Au fil des routes verglacées, sur lesquelles un minibus perdit pourtant le contrôle et heurta l’un de nos motards, nous avons traversé le Nord canadien sans trop de difficultés. Le froid rendait les journées longues. Nous avons innové en découpant nos matelas en mousse pour en garnir nos vestes et nos pantalons. Nous avons attaché des cordes à l’arrière de nos side-cars de manière à ce qu’elles soient prêtes à servir si quelqu’un était bloqué. Nous avons dressé nos tentes sur le parking du supermarché Walmart, à Whitehorse, vu que nous n’avons trouvé aucun camping ouvert à cette saison.

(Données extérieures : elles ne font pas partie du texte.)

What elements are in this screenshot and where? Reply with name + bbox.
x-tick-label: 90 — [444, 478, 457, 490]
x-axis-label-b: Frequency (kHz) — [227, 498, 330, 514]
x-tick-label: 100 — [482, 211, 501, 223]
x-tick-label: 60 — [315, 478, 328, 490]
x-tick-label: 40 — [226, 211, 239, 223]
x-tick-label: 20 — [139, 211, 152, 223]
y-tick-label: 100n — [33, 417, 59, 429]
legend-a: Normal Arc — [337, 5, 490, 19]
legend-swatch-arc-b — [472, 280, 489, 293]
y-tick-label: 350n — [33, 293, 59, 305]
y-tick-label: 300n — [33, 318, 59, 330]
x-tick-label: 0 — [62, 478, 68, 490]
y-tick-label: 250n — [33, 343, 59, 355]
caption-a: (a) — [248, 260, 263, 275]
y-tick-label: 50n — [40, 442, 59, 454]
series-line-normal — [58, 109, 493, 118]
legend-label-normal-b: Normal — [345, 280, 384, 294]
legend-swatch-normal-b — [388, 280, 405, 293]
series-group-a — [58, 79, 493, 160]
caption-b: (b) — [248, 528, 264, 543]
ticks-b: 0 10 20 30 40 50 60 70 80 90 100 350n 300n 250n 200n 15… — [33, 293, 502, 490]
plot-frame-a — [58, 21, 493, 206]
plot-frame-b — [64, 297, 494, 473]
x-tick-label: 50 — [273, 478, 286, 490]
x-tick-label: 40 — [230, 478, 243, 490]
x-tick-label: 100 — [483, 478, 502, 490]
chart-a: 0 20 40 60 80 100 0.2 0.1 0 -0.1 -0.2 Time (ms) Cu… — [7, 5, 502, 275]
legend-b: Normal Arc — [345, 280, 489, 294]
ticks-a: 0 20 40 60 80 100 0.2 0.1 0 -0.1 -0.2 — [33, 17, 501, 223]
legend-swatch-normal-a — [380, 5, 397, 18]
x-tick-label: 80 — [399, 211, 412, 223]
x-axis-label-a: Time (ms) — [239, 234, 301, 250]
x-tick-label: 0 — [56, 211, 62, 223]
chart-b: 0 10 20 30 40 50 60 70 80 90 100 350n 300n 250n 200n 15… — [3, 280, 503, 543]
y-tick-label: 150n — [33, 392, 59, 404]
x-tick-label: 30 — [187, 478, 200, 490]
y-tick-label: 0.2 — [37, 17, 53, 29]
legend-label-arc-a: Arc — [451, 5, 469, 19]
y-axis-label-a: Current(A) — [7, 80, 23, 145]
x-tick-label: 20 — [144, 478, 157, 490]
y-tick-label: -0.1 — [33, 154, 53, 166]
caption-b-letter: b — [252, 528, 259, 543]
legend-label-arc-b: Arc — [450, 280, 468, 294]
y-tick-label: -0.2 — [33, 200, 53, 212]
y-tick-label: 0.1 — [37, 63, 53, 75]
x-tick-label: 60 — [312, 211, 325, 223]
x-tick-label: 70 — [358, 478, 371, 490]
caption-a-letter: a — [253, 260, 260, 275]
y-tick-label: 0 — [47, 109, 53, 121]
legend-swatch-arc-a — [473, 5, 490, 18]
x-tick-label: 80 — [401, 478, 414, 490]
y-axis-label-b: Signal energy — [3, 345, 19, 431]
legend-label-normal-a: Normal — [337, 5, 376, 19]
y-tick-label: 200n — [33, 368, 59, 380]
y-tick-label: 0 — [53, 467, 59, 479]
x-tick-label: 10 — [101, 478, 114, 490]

Au moment où nous avons atteint la frontière de l’état de Washington, c’était le jour de Thanksgiving. La pluie tombait à verse et de la famille nous attendait à Portland, dans l’Oregon.

Nous avons donc avalé 764 kilomètres en 11 heures, façon marathon, pour arriver trempés et dégoûtés du side-car, de la pluie et de l’obscurité.

Après une pause de quelques jours, et en espérant ne plus revoir la neige, nous avons laissé nos paniers dans l’Oregon pour continuer sur deux roues à travers la Californie. L’Amérique était derrière nous et nous sommes entrés au Mexique le 5 décembre, dans les temps. Nous avions encore 12 frontières à passer et celle de San Diego vers le Mexique fut au final la plus simple et rapide de toutes, avec seulement 7 heures.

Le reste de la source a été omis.